Tuesday, December 31, 2019

Common Errors #23: That's Not How It Happened

Sometimes authors dig in their heels and resist editorial direction, even when they agree the suggested change would make it a better story. Then why not make the change? Occasionally, they'll admit they just don't feel the piece is worth the additional effort— fair, it's their story/book. Usually, however, their reluctance to make any changes is, "that's not the way it happened."
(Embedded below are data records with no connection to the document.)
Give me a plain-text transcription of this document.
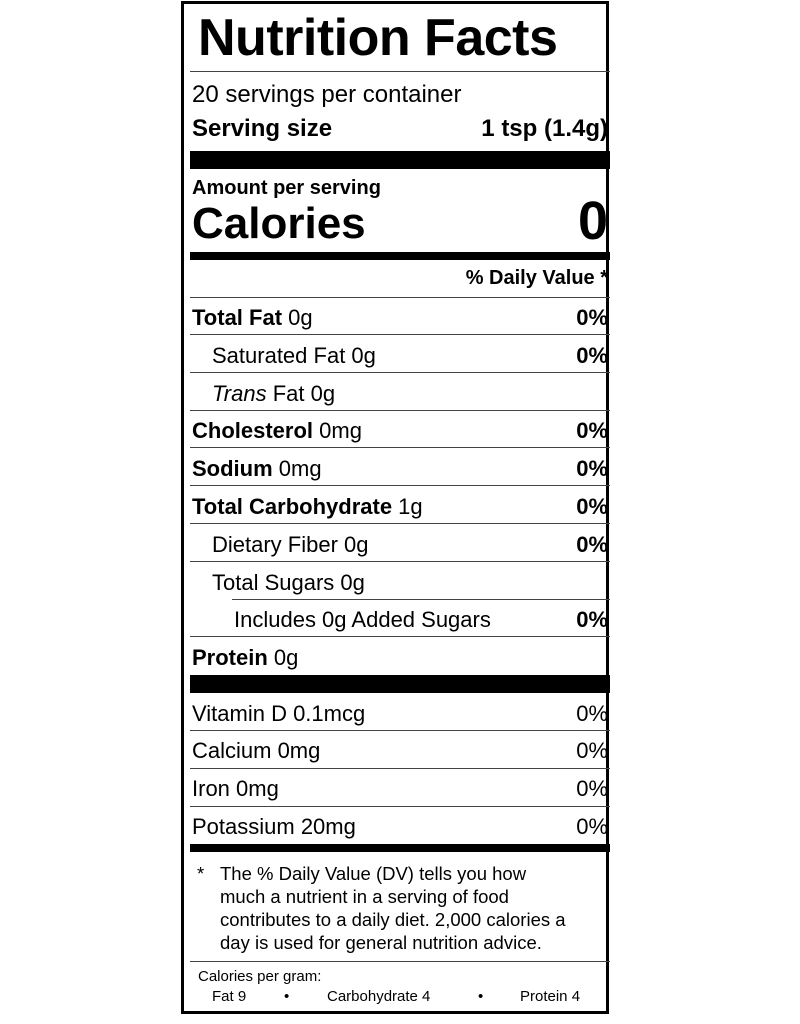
Nutrition Facts
20 servings per container
Serving size	1 tsp (1.4g)
Amount per serving
Calories	0
% Daily Value *
Total Fat 0g	0%
Saturated Fat 0g	0%
Trans Fat 0g
Cholesterol 0mg	0%
Sodium 0mg	0%
Total Carbohydrate 1g	0%
Dietary Fiber 0g	0%
Total Sugars 0g
Includes 0g Added Sugars	0%
Protein 0g
Vitamin D 0.1mcg	0%
Calcium 0mg	0%
Iron 0mg	0%
Potassium 20mg	0%
* The % Daily Value (DV) tells you how
much a nutrient in a serving of food
contributes to a daily diet. 2,000 calories a
day is used for general nutrition advice.
Calories per gram:
Fat 9	•	Carbohydrate 4	• Protein 4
Drawing on their own life experience, they've written this scene or that character down exactly as it was in real life, just adapted so it's now set in the old West, or Space Station 29, or whatever. They forget that they are writing fiction, not memoir or autobiography. Whatever meaning that scene had in their own life, however great a resource for generating ideas and engaging their senses, such experiences cannot be incorporated too literally. We get to change things in fiction. Have to, really, if we want it to make sense in the context of the new story that's being written. It's not about capturing reality, it's about understanding what meaning the scene could have for the reader.

Or, sometimes the scene is entirely fictional, but that's the way the author pictured it doing their first draft and so that's the way it has to be. This one usually manifests as 'bloat': the scene may be off message or completely unnecessary, but cutting it strikes the author as a betrayal of the vision. That's okay for the first draft, and maybe even the second, but by the third draft it's not about your needs, it's about what the story needs. As one author put it, the first draft is 10% the book, and 90% the author (i.e., about the author's ego), draft five is 50% author and 50% the book, and it takes to draft 10 before it's 100% about the book. If the editor says a scene has to go for the story to remain on message or to skip over the boring bits, listen to the editor.

Of course, one can go too far the other direction, fictionalizing what actually happened so that it becomes not just unrealistic but outright self-indulgent. Sometimes, recalling what that bastard said to you at that party that time, and editing that scene so the "what I should have said" reply you thought of two days later becomes instantaneous clever repartee in the book, works. Maybe that traumatic experience can be rewritten in your novel to include a suitable revenge scene that provides catharsis for readers with similar traumas. But, um, you can see how constantly rewriting life to be perfect can easily go off the rails so that as the hero of your own story, the protagonist is too clever, too powerful, too lucky.

That's why one has editors. If the editor says, "I love your protagonist's repartee", you're good. But if they say, "Really?" then maybe go back to having the hero embarrassed, deflated, and beating a hasty retreat—the way it happened.